Gulielma Lister 1860-1949
Biography
Gulielma Lister was the daughter of Arthur Lister (1830-1908) and the niece of the famous Quaker surgeon Joseph Lister (1827-1912). She and her father were both amateur naturalists as well as accomplished artists. They lived in Leytonstone and so visited the southern end of Epping Forest and in particular Wanstead Park on many occasions.
Their work on fungi in particular was important in the classification of these plants. Gulielma Lister's classic work on the Essex Mycetozoa (Lister, G.1918. The Mycetozoa. Essex Field Club Special Memoirs vi. Essex Field Club; Stratford, Essex) listed 18 species from Epping Forest as a whole, fourteen of which are noted as specifically occuring in Wanstead Park.
Educated primarily at home, Gulielma Lister was a founding member of the British Mycological Society (president in 1912 and 1932). She was a fellow, a council member and Vice-President of the Linnaean Society as well as President of the Essex Field Club. These were substantial accomplishments in a time before "women's rights"!
In 1941 she presented a paper :- THE FLORA OF WANSTEAD PARK DISTRICT, By GULIELMA LISTER, F.L.S. (Read 29th November, 1941) (Essex Naturalist, Vol. 27).
In this she lists about three hundred flowering plants growing in Wanstead Park and in those areas nearby which were formerly under the direction of the owners of Wanstead House. The areas covered are Wanstead Park proper, i.e., the part closed to the public at night, and also including the part always free of access lying between Heronry Pond ("the Boating pond") and the Blake Hall Road, the Warren Estate, the grave-yard of St. Mary's Church, the links of the Wanstead Golf Club, Bushwood and the Forest land around it and the grave-yard of the Society of Friends.

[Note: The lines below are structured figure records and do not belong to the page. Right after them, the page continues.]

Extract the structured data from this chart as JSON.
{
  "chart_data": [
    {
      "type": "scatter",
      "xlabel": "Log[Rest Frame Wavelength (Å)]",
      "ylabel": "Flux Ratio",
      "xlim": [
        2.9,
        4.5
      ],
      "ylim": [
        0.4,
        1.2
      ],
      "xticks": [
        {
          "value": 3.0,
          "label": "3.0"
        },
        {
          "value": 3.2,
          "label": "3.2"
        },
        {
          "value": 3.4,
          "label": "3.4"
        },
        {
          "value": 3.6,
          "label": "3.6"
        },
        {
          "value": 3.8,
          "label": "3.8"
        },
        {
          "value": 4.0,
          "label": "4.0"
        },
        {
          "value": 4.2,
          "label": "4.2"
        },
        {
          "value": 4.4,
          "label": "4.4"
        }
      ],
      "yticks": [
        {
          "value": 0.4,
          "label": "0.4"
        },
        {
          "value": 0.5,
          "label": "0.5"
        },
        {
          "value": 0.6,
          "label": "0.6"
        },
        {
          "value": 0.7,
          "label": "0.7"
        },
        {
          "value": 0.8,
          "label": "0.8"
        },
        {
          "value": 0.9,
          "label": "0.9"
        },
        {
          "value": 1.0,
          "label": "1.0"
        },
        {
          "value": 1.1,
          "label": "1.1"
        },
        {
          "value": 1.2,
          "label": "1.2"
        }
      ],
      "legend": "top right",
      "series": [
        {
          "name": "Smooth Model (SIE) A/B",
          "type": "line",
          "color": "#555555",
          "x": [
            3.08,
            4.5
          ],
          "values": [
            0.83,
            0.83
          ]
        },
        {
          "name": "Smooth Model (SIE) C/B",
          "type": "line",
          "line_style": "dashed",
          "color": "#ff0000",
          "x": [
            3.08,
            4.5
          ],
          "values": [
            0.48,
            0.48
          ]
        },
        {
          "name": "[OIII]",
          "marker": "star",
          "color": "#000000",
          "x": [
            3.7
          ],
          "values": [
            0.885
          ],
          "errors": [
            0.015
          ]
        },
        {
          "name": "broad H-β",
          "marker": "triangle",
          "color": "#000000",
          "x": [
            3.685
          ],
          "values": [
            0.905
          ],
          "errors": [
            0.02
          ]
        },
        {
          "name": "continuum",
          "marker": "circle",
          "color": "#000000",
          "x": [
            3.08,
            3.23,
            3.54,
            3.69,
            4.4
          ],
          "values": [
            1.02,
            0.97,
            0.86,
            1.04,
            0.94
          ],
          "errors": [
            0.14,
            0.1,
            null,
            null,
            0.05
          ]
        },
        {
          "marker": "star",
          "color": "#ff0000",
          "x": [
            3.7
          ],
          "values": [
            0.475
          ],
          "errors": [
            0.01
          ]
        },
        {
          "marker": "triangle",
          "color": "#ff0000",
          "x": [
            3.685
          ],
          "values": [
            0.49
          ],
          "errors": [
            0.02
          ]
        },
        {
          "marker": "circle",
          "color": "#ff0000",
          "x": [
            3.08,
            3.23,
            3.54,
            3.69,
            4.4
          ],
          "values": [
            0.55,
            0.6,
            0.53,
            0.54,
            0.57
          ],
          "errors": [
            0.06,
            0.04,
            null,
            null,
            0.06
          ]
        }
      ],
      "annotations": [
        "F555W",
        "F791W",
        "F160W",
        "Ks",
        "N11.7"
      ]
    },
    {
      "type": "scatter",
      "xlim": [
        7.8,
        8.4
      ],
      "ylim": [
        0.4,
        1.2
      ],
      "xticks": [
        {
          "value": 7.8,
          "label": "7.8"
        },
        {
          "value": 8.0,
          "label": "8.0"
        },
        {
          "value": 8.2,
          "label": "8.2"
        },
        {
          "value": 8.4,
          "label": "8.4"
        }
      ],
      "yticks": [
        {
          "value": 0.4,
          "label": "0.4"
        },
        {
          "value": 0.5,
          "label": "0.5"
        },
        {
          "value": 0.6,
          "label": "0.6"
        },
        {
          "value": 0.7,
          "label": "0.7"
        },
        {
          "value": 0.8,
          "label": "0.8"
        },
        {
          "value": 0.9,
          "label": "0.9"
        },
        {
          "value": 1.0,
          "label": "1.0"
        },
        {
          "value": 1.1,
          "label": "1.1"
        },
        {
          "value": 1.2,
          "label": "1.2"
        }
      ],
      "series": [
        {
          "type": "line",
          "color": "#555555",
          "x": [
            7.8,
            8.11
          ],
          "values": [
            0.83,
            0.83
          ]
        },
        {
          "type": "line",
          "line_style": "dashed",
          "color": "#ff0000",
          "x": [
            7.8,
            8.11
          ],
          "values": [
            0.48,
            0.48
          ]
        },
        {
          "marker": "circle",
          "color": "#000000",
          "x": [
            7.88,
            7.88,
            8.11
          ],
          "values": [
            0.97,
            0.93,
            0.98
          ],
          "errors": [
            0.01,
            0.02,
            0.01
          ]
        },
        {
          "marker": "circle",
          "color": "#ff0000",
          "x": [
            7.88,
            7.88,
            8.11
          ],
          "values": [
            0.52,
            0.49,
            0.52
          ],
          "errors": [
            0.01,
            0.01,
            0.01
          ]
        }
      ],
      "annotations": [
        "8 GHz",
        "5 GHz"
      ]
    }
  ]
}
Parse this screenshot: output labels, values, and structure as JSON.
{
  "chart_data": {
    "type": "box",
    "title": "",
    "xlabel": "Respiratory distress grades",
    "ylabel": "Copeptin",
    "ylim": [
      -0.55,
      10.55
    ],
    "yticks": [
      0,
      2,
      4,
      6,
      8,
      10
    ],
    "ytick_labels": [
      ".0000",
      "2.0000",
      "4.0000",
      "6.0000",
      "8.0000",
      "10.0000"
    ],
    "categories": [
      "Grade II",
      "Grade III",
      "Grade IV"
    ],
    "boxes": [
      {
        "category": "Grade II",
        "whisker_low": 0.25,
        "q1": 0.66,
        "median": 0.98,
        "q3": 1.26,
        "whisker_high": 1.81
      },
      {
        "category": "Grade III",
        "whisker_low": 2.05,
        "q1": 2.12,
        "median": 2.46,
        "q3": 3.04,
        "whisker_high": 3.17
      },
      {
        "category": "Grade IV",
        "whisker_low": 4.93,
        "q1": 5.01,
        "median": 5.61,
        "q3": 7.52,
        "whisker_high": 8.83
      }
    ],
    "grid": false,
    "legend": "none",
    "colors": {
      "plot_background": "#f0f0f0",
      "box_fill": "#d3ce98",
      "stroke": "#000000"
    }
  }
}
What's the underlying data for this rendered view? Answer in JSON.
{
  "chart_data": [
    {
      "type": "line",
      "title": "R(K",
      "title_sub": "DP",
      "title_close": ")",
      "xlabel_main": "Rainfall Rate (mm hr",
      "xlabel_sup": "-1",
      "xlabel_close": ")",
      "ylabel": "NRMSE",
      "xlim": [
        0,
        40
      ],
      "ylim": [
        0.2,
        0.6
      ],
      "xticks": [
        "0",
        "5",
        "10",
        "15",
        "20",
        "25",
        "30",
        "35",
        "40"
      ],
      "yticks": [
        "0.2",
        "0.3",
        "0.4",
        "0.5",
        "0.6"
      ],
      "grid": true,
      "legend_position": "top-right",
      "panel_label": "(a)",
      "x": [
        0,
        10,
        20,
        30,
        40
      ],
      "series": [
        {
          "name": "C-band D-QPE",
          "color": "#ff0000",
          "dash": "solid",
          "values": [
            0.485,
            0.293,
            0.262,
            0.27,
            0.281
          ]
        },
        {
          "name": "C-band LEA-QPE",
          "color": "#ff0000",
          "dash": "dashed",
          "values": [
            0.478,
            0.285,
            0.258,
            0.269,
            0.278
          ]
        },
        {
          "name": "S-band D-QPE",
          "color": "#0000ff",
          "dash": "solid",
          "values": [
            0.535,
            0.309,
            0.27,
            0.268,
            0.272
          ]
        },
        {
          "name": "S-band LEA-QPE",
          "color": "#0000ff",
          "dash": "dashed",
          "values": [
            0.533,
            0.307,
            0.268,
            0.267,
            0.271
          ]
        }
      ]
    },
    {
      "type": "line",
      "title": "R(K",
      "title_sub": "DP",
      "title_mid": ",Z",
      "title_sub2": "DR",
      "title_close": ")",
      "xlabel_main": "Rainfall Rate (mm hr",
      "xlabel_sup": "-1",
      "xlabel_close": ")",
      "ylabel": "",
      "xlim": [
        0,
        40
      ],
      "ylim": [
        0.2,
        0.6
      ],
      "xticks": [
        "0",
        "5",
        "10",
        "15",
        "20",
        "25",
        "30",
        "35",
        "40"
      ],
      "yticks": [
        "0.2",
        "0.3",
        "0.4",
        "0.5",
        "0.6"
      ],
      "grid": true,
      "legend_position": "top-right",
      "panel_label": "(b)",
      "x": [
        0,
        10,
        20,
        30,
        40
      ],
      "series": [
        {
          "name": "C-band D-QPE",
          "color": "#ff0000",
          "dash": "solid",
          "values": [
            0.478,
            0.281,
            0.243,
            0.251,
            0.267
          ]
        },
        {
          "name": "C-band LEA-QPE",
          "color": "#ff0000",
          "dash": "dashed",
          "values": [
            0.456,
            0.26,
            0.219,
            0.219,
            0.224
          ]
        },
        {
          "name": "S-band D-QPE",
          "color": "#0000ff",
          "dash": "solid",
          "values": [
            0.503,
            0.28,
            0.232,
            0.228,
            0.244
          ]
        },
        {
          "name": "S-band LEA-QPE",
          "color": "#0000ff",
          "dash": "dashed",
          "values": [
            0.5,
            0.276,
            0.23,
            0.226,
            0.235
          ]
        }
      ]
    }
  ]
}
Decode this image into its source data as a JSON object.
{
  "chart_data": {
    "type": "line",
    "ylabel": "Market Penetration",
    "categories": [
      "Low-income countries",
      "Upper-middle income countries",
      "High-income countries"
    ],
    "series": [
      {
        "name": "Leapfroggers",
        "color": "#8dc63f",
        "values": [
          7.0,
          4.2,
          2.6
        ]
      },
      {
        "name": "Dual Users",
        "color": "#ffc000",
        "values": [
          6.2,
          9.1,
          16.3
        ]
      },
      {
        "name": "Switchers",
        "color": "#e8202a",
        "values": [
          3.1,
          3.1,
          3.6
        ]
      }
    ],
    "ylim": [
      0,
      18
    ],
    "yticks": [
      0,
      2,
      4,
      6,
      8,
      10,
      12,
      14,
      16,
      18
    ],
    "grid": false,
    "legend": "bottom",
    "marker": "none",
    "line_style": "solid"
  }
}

To view this list, together with amendments which indicate whether the species has been found in the same area in recent years, click here
Gulielma Lister died on May 18th 1949 in Sycamore House, 881 High Road, Leytonstone - the house in which she was born on October 28th 1860. Her ashes were scattered in the burial ground of the Quaker Meeting House in Bush Road, and she is commemorated at grave number 07.